Park Chan-kyong: Gathering

MMCA
2019 - 2020
MMCA Hyundai Motor Series
Park Chan-kyong, Gathering, 2019

Park Chan-kyong, Gathering, 2019

Digital photos, 80×80cm(24), Courtesy of the artist

About the Exhibition

For Gathering, Park Chan-kyong’s MMCA Hyundai Motor Series 2019 exhibition, the artist created eight new works within the structure of a mise en abyme. Installed near the entrance,...

For Gathering, Park Chan-kyong’s MMCA Hyundai Motor Series 2019 exhibition, the artist created eight new works within the structure of a mise en abyme. Installed near the entrance, Small Museum of Art functioned as the exhibition’s self-reflective frame and explored whether or not our familiarity with art history and museums stems from an artificially indoctrinated framework. Also on view was Belated Bosal, a 55-minute film that paired the religious event of Siddartha Gautama’s nirvana with the Fukushima nuclear accident. Park used black-and-white negatives to evoke Fukushima’s radioactivity while following the stories of two women: one wandering through the mountains and one hiking to measure radioactive contamination. Also centered on Fukushima was Fukushima, Autoradiography, which projected photographs taken in a village hit by the Fukushima nuclear disaster with Masamichi Kagaya’s autoradiographs that visualize radioactivity. The piece was presented alongside Sets and together the two highlighted Park’s ability to see similarities in different objects and find points of connection. At the center of the exhibition was Water Mark, which featured cement panels engraved with different styles of waves with wooden maru (the raised flooring in a traditional Korean house). Lectures and discussions about the exhibition took place throughout the run of the show as “gatherings” that reflected Park’s belief that “art is the conversation about art.”

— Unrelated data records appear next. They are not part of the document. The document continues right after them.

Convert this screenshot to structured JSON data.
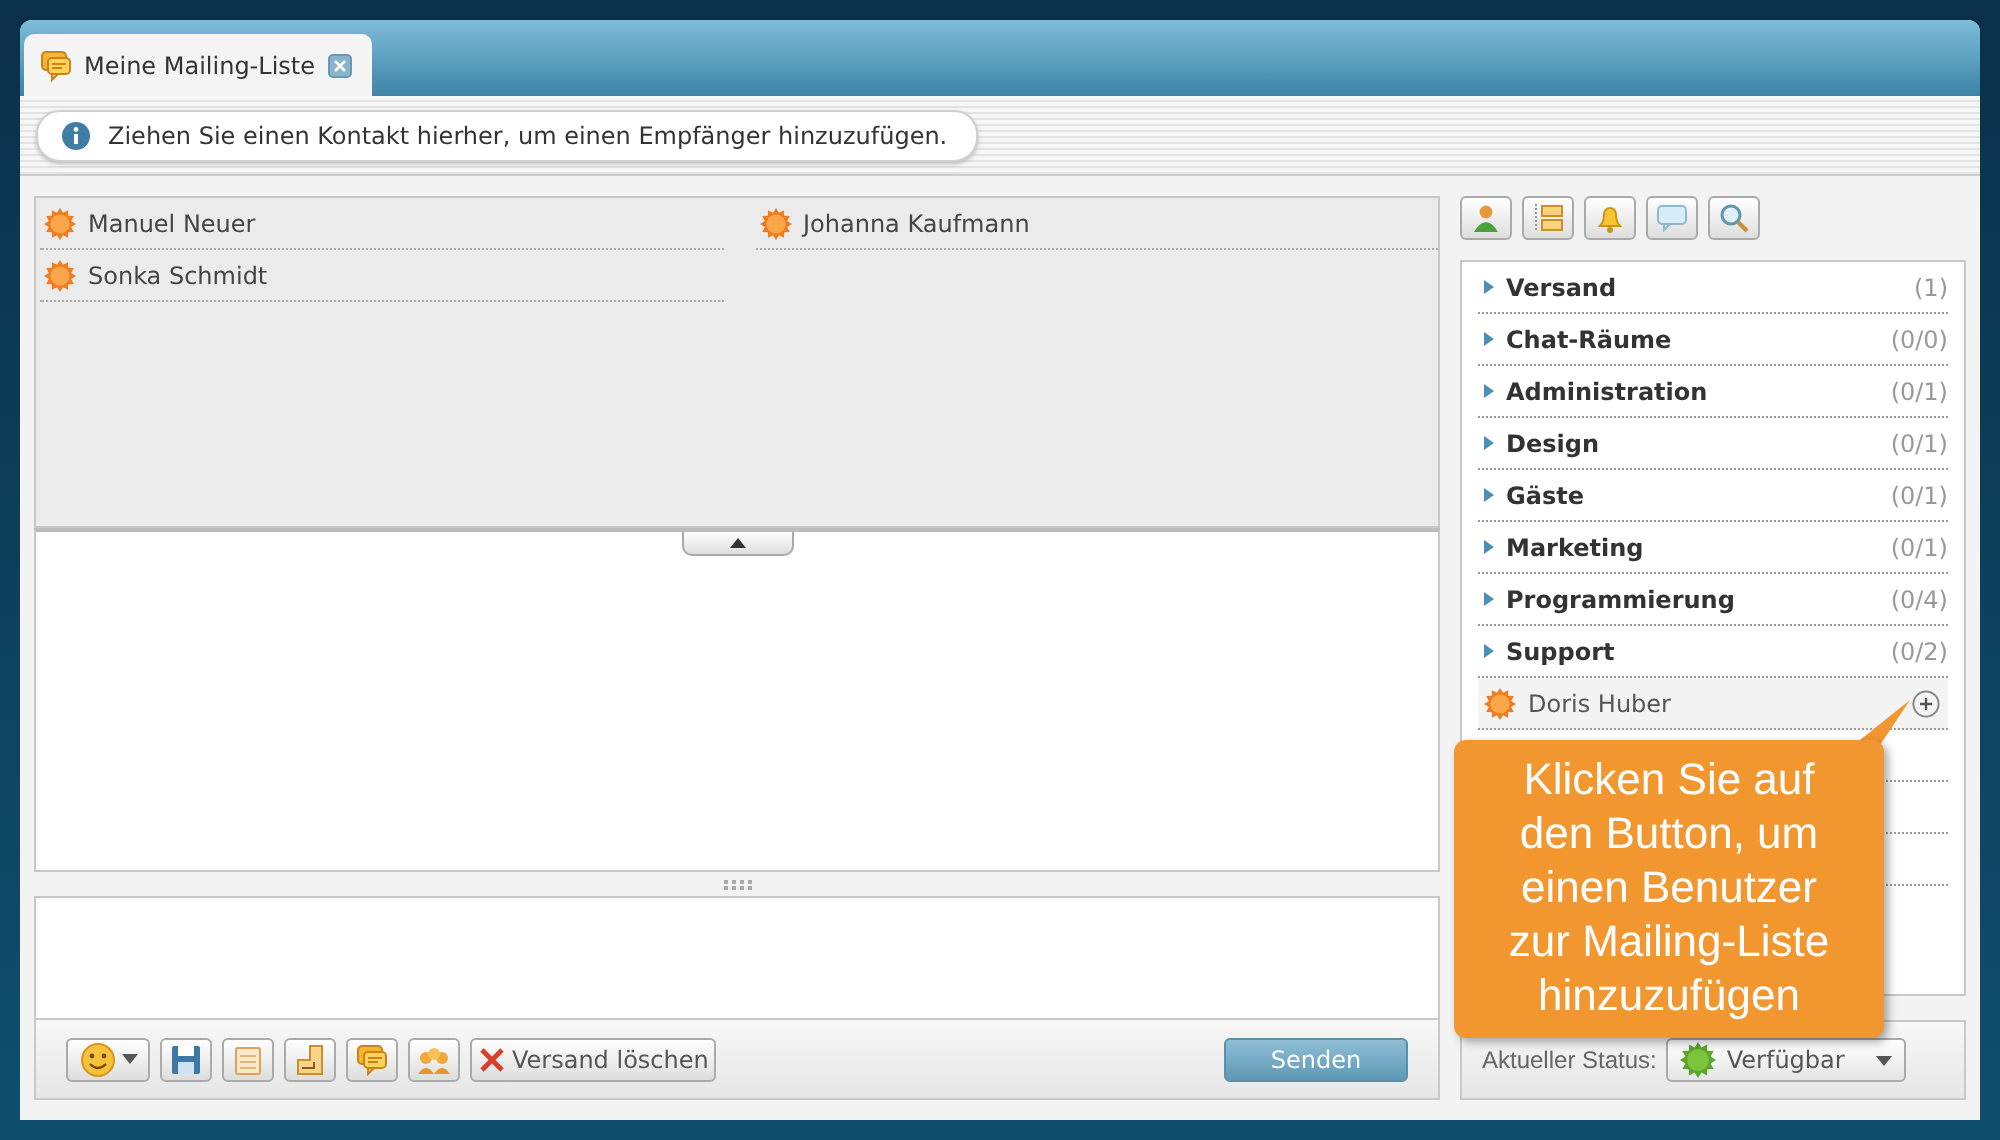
{
  "tab": {
    "label": "Meine Mailing-Liste",
    "selected": true
  },
  "info": "Ziehen Sie einen Kontakt hierher, um einen Empfänger hinzuzufügen.",
  "recipients": [
    {
      "name": "Manuel Neuer"
    },
    {
      "name": "Johanna Kaufmann"
    },
    {
      "name": "Sonka Schmidt"
    }
  ],
  "delete_button": "Versand löschen",
  "send_button": "Senden",
  "groups": [
    {
      "kind": "group",
      "label": "Versand",
      "count": "(1)"
    },
    {
      "kind": "group",
      "label": "Chat-Räume",
      "count": "(0/0)"
    },
    {
      "kind": "group",
      "label": "Administration",
      "count": "(0/1)"
    },
    {
      "kind": "group",
      "label": "Design",
      "count": "(0/1)"
    },
    {
      "kind": "group",
      "label": "Gäste",
      "count": "(0/1)"
    },
    {
      "kind": "group",
      "label": "Marketing",
      "count": "(0/1)"
    },
    {
      "kind": "group",
      "label": "Programmierung",
      "count": "(0/4)"
    },
    {
      "kind": "group",
      "label": "Support",
      "count": "(0/2)"
    },
    {
      "kind": "contact",
      "label": "Doris Huber"
    }
  ],
  "tooltip": "Klicken Sie auf den Button, um einen Benutzer zur Mailing-Liste hinzuzufügen",
  "status": {
    "label": "Aktueller Status:",
    "value": "Verfügbar"
  }
}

Park Chan-kyong (born in Seoul, Korea, in 1965) is known for his film, installation, and photography that considers the Cold War, division of Korea, folk religion, and modernity of East Asia. Park majored in painting, but after graduation focused on writing about and curating exhibitions. His first solo exhibition, Black Box: Memory of the Cold War Images, was at the Kumho Museum of Art in 1997. In 2008 he began directing short and feature-length films on modernity in Korea, Korean folk religion, and shamanism. Park was awarded the Hermès Foundation Missulsang (2004), and the Golden Bear for Best Short Film at the Berlin International Film Festival (2011). He also curated the exhibition Ghosts, Spies and Grandmothers for SeMA Biennale Mediacity Seoul (2014).